La même démarche, fondée sur la spécificité
du mobile, explique sans doute que la loi renforce la répression des mariages
forcés, de la polygamie et des certificats de virginité pour
suggérer qu’ils ont perdu leur caractère de délit de droit commun, somme toute
véniel.
C’est selon cette logique qu’on est
invité à décoder, par référence au discours politique, la charge symbolique de
la plupart des dispositions de la loi du 24 août 2021. Par imitation des
législations antiterroristes qui s’emparent d’infractions diverses réprimées
par le code pénal pour les requalifier en actes terroristes, en raison de leur
finalité, les actes et comportements que la loi du 24 août 2021 sanctionne
cessent d’être des agissements isolés dès lors qu’on présume qu’ils participent
à l’ « entreprise séparatiste ».
Une cible de prédilection : les
associations
Aussi bien, ce n’est pas à la
répression pénale individuelle que la loi du 24 août 2021 fait la part belle.
Comme ce sont essentiellement les associations, notamment cultuelles, et leurs
dirigeants qui sont visés, on a créé ou renforcé à leur intention des
infractions qu’un auteur a qualifiées « d’administrativo-pénales ».
L’obligation de souscrire un contrat
d’engagement républicain qui pèse désormais sur les associations
subventionnées, sous peine de retrait des subventions, est sans doute la
disposition la plus redoutable du dispositif. Dans sa généralité, elle inquiète
toutes les associations car elle impose une mainmise publique sur leur
fonctionnement, pouvant aboutir à les priver non seulement des fonds mais aussi
du droit d’obtenir une salle pour leurs réunions et rassemblements. A l’heure
qu’il est, il faut attendre l’application qui en sera faite par
l’administration pour s’assurer que c’est le « séparatisme islamiste »

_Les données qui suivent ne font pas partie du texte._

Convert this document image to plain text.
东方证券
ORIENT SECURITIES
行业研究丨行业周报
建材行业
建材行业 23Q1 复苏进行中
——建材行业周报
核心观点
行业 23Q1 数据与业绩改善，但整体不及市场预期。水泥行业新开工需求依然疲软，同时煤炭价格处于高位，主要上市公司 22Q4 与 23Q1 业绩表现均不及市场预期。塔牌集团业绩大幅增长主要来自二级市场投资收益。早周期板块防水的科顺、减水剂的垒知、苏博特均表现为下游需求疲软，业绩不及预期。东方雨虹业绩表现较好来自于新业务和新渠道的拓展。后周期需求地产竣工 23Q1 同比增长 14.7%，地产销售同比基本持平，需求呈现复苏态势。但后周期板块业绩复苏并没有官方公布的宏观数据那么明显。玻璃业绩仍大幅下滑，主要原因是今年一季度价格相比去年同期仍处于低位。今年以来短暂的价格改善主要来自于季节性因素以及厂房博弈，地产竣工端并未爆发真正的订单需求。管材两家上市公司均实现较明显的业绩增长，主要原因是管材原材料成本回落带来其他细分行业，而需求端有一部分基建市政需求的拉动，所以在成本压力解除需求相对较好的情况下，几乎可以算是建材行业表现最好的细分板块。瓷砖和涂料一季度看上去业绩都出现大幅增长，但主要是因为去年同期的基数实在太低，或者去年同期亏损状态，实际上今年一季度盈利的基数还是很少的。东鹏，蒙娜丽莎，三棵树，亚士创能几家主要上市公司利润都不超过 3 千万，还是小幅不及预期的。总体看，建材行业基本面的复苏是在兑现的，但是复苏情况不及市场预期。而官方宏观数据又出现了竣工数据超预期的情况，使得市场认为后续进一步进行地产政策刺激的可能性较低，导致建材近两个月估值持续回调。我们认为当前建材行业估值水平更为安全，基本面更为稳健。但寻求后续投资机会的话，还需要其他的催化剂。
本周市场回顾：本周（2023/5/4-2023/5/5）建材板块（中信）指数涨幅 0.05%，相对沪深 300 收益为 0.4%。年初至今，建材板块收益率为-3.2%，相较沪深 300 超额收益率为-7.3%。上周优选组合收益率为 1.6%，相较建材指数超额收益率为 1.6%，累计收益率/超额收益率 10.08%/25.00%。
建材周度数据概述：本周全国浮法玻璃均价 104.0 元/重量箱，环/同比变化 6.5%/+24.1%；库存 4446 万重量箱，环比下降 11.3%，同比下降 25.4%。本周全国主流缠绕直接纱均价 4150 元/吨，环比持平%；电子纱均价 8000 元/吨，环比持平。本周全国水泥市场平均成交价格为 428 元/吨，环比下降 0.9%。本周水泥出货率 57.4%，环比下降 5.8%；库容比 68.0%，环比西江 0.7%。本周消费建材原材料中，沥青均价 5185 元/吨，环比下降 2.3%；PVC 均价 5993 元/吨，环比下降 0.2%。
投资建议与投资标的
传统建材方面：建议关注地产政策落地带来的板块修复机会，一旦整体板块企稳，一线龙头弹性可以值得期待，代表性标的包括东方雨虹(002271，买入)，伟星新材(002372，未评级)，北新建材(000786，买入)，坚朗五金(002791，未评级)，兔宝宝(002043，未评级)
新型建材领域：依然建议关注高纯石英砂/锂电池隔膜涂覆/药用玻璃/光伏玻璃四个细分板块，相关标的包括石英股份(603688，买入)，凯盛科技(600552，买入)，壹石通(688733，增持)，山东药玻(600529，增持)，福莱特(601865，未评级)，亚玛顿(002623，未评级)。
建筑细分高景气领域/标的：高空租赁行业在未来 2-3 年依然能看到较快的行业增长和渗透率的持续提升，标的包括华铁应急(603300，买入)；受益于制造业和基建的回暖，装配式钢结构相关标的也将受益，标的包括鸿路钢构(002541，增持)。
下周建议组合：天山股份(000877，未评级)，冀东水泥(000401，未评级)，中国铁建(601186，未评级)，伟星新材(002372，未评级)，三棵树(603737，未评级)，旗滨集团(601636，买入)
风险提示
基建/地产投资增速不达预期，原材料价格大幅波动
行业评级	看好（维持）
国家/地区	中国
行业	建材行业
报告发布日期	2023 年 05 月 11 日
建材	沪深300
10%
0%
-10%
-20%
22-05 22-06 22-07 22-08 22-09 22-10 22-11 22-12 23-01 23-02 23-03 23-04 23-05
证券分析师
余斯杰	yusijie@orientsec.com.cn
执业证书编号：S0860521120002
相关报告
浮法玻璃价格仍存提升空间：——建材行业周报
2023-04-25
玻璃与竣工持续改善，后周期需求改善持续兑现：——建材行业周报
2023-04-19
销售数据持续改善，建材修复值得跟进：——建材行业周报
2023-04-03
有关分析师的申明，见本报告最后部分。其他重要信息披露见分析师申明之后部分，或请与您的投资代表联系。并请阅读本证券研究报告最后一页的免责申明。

qui en sera la cible privilégiée.
Mais il y a fort à parier qu’on ne sera
pas déçu. Le séparatisme dont Emmanuel Macron a brossé le portrait « se
concrétise par des écarts répétés avec les valeurs de la République »,
et il y a belle lurette que l’extrême droite n’est plus comptée au nombre des
ennemis de la République. Lorsqu’on considère les engagements contenus dans le
contrat[4],
on mesure à quel point la loi appelle l’idéologie en renfort. Et qui élaborera
les dossiers soumis aux subventionneurs publics afin qu’ils évaluent les
manquements au contrat ? Les services de police, bien entendu. On devine
quelles seront les associations que ces derniers choisiront de surveiller en
priorité. D’ailleurs, s’agissant de juger du respect de valeurs, les services
de police ne sont ni plus ni moins compétents que d’autres. Les
valeurs ont tous les traits de l’auberge espagnole. Inaltérables et absolues,
elles échappent à toute mise à l'épreuve. Elles ne ressortissent ni au droit ni
aux institutions, ni à aucun autre moyen de régulation ou de contrôle. Elles
n'ont en outre pas de champ circonscrit, tout objet peut en relever, selon la
nécessité du moment.
Outre l’arme généraliste du contrat
d’engagement républicain, l’administration est dotée par la loi des moyens qui
lui permettent de surveiller, dissoudre, fermer et éventuellement expulser
rapidement et, en la matière, une pratique déjà bien établie atteste que ce
sont les associations musulmanes qui sont visées. Le Conseil d’État aurait même
voulu un ciblage explicite car il avait estimé dans son avis préalable que la
généralité des dispositions pouvait conduire « à imposer des
contraintes importantes à une majorité d’associations cultuelles (…) de toutes
confessions dont les agissements (…) sont respectueux des règles communes ».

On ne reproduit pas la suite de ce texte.